We use SubprocVecEnv to run multiple environments in parallel for faster data collection, and train with PPO:

def train():
    num_envs = 2
    env = SubprocVecEnv([ExampleEnv.create_env for _ in range(num_envs)])
    ppo = PPO(
        MaskedActorCriticPolicy,
        env,
        learning_rate=3e-4,
        n_steps=3072 // num_envs,
        batch_size=128,
        gamma=0.99,
        ent_coef=0.01,
        device="cpu",
    )

    ppo.learn(98_304)
    env.close()

Evaluation

After training, we wrap the learned policy in a PolicyPlayer — a standard Player subclass that uses the trained policy to select actions.

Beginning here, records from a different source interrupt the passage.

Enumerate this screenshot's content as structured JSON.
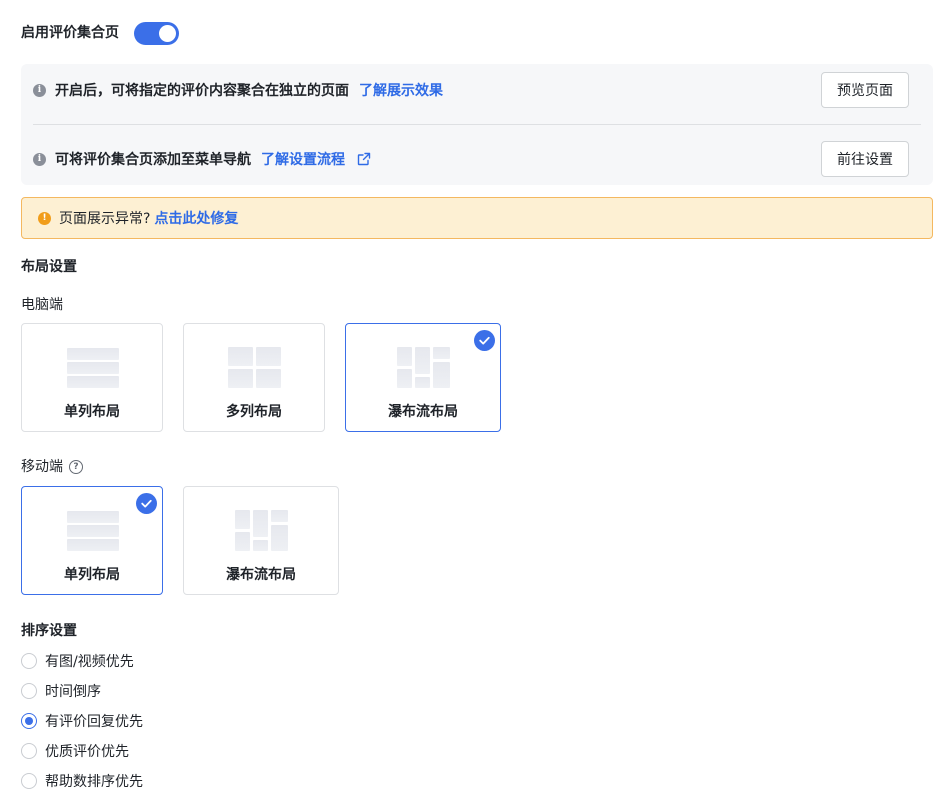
{
  "header": {
    "enable_label": "启用评价集合页",
    "enabled": true
  },
  "info": {
    "row1_text": "开启后，可将指定的评价内容聚合在独立的页面",
    "row1_link": "了解展示效果",
    "row1_button": "预览页面",
    "row2_text": "可将评价集合页添加至菜单导航",
    "row2_link": "了解设置流程",
    "row2_button": "前往设置"
  },
  "warning": {
    "text": "页面展示异常?",
    "link": "点击此处修复"
  },
  "layout": {
    "title": "布局设置",
    "desktop": {
      "title": "电脑端",
      "options": [
        {
          "label": "单列布局",
          "selected": false
        },
        {
          "label": "多列布局",
          "selected": false
        },
        {
          "label": "瀑布流布局",
          "selected": true
        }
      ]
    },
    "mobile": {
      "title": "移动端",
      "options": [
        {
          "label": "单列布局",
          "selected": true
        },
        {
          "label": "瀑布流布局",
          "selected": false
        }
      ]
    }
  },
  "sort": {
    "title": "排序设置",
    "options": [
      {
        "label": "有图/视频优先",
        "checked": false
      },
      {
        "label": "时间倒序",
        "checked": false
      },
      {
        "label": "有评价回复优先",
        "checked": true
      },
      {
        "label": "优质评价优先",
        "checked": false
      },
      {
        "label": "帮助数排序优先",
        "checked": false
      }
    ]
  },
  "colors": {
    "accent": "#3b6fe8",
    "link": "#2f6be6",
    "warning_bg": "#fdf0d3",
    "warning_border": "#f4b860"
  }
}
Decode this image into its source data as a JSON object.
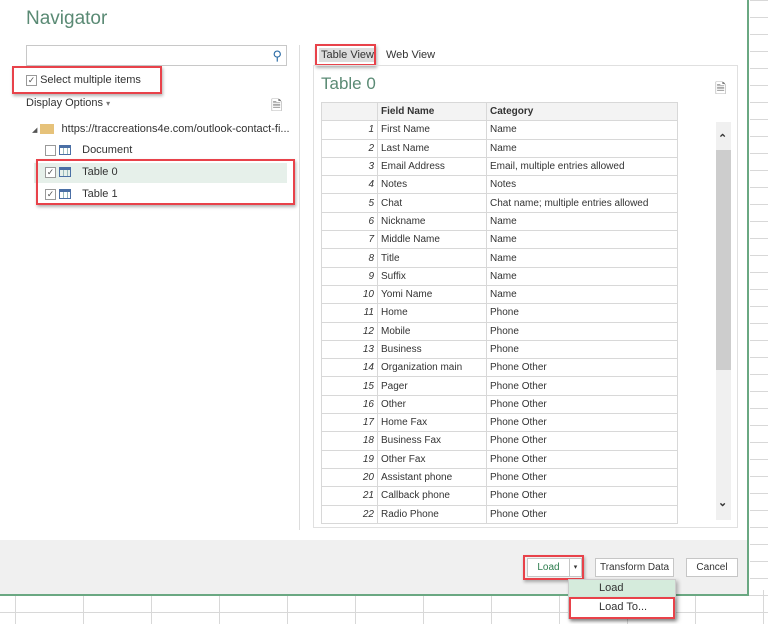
{
  "title": "Navigator",
  "search": {
    "placeholder": ""
  },
  "select_multiple": {
    "label": "Select multiple items",
    "checked": true
  },
  "display_options": "Display Options",
  "tree": {
    "root": "https://traccreations4e.com/outlook-contact-fi...",
    "items": [
      {
        "label": "Document",
        "checked": false
      },
      {
        "label": "Table 0",
        "checked": true,
        "selected": true
      },
      {
        "label": "Table 1",
        "checked": true
      }
    ]
  },
  "tabs": [
    {
      "label": "Table View",
      "active": true
    },
    {
      "label": "Web View"
    }
  ],
  "preview": {
    "title": "Table 0",
    "columns": [
      "",
      "Field Name",
      "Category"
    ],
    "rows": [
      [
        "1",
        "First Name",
        "Name"
      ],
      [
        "2",
        "Last Name",
        "Name"
      ],
      [
        "3",
        "Email Address",
        "Email, multiple entries allowed"
      ],
      [
        "4",
        "Notes",
        "Notes"
      ],
      [
        "5",
        "Chat",
        "Chat name;  multiple entries allowed"
      ],
      [
        "6",
        "Nickname",
        "Name"
      ],
      [
        "7",
        "Middle Name",
        "Name"
      ],
      [
        "8",
        "Title",
        "Name"
      ],
      [
        "9",
        "Suffix",
        "Name"
      ],
      [
        "10",
        "Yomi Name",
        "Name"
      ],
      [
        "11",
        "Home",
        "Phone"
      ],
      [
        "12",
        "Mobile",
        "Phone"
      ],
      [
        "13",
        "Business",
        "Phone"
      ],
      [
        "14",
        "Organization main",
        "Phone Other"
      ],
      [
        "15",
        "Pager",
        "Phone Other"
      ],
      [
        "16",
        "Other",
        "Phone Other"
      ],
      [
        "17",
        "Home Fax",
        "Phone Other"
      ],
      [
        "18",
        "Business Fax",
        "Phone Other"
      ],
      [
        "19",
        "Other Fax",
        "Phone Other"
      ],
      [
        "20",
        "Assistant phone",
        "Phone Other"
      ],
      [
        "21",
        "Callback phone",
        "Phone Other"
      ],
      [
        "22",
        "Radio Phone",
        "Phone Other"
      ]
    ]
  },
  "buttons": {
    "load": "Load",
    "transform": "Transform Data",
    "cancel": "Cancel"
  },
  "load_menu": [
    "Load",
    "Load To..."
  ],
  "colors": {
    "accent": "#5a8a74",
    "highlight": "#e8424a",
    "selected_row": "#e6f0ea"
  }
}
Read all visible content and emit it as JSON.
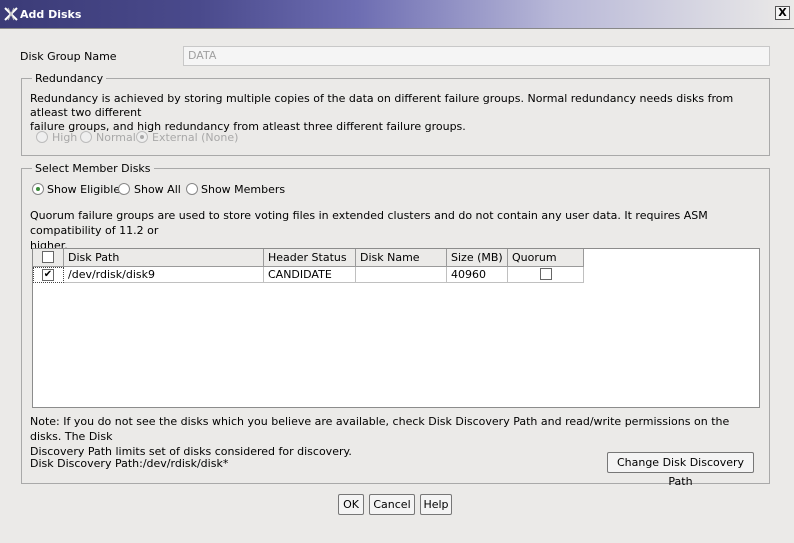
{
  "window": {
    "title": "Add Disks",
    "close_label": "X"
  },
  "disk_group": {
    "label": "Disk Group Name",
    "value": "DATA"
  },
  "redundancy": {
    "legend": "Redundancy",
    "description_line1": "Redundancy is achieved by storing multiple copies of the data on different failure groups. Normal redundancy needs disks from atleast two different",
    "description_line2": "failure groups, and high redundancy from atleast three different failure groups.",
    "options": [
      "High",
      "Normal",
      "External (None)"
    ],
    "selected": "External (None)"
  },
  "member_disks": {
    "legend": "Select Member Disks",
    "filters": [
      "Show Eligible",
      "Show All",
      "Show Members"
    ],
    "selected_filter": "Show Eligible",
    "quorum_note_line1": "Quorum failure groups are used to store voting files in extended clusters and do not contain any user data. It requires ASM compatibility of 11.2 or",
    "quorum_note_line2": "higher.",
    "table": {
      "columns": [
        "",
        "Disk Path",
        "Header Status",
        "Disk Name",
        "Size (MB)",
        "Quorum"
      ],
      "rows": [
        {
          "selected": true,
          "disk_path": "/dev/rdisk/disk9",
          "header_status": "CANDIDATE",
          "disk_name": "",
          "size_mb": "40960",
          "quorum": false
        }
      ]
    },
    "discovery_note_line1": "Note: If you do not see the disks which you believe are available, check Disk Discovery Path and read/write permissions on the disks. The Disk",
    "discovery_note_line2": "Discovery Path limits set of disks considered for discovery.",
    "discovery_path_text": "Disk Discovery Path:/dev/rdisk/disk*",
    "change_path_button": "Change Disk Discovery Path"
  },
  "buttons": {
    "ok": "OK",
    "cancel": "Cancel",
    "help": "Help"
  },
  "colors": {
    "accent": "#3b3b77",
    "radio_selected": "#3b8c3b"
  }
}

It constructs the same observation dict the policy expects and calls SinglesEnv.action_to_order to convert the chosen action index back into a battle order:

class PolicyPlayer(Player):
    def choose_move(self, battle):
        if battle.wait:
            return DefaultBattleOrder()
        obs = self.embed_battle(battle)
        mask = np.array(SinglesEnv.get_action_mask(battle))
        with torch.no_grad():
            obs_dict = {
                "observation": torch.as_tensor(
                    obs, device=self.policy.device
                ).unsqueeze(0),
                "action_mask": torch.as_tensor(
                    mask, device=self.policy.device
                ).unsqueeze(0),
            }
            action, _, _ = self.policy.forward(obs_dict)
        action = action.cpu().numpy()[0]
        return SinglesEnv.action_to_order(action, battle)

Note that SinglesEnv.get_action_mask and SinglesEnv.action_to_order are static methods — they can be called without an environment instance, using only the battle state.

We then evaluate against three baseline opponents:

agent = PolicyPlayer(
    policy=ppo.policy, battle_format=BATTLE_FORMAT, max_concurrent_battles=10
)
opponents = [
    c(battle_format=BATTLE_FORMAT, max_concurrent_battles=10)
    for c in [RandomPlayer, MaxBasePowerPlayer, SimpleHeuristicsPlayer]
]
asyncio.run(agent.battle_against(*opponents, n_battles=100))
print("--- Win rates vs bots ---")
for opp in opponents:
    win_rate = round(100 * opp.n_lost_battles / opp.n_finished_battles)
    print(f"{opp.username}: {win_rate}%")

Running the complete example should take a few minutes and print win rates against each opponent.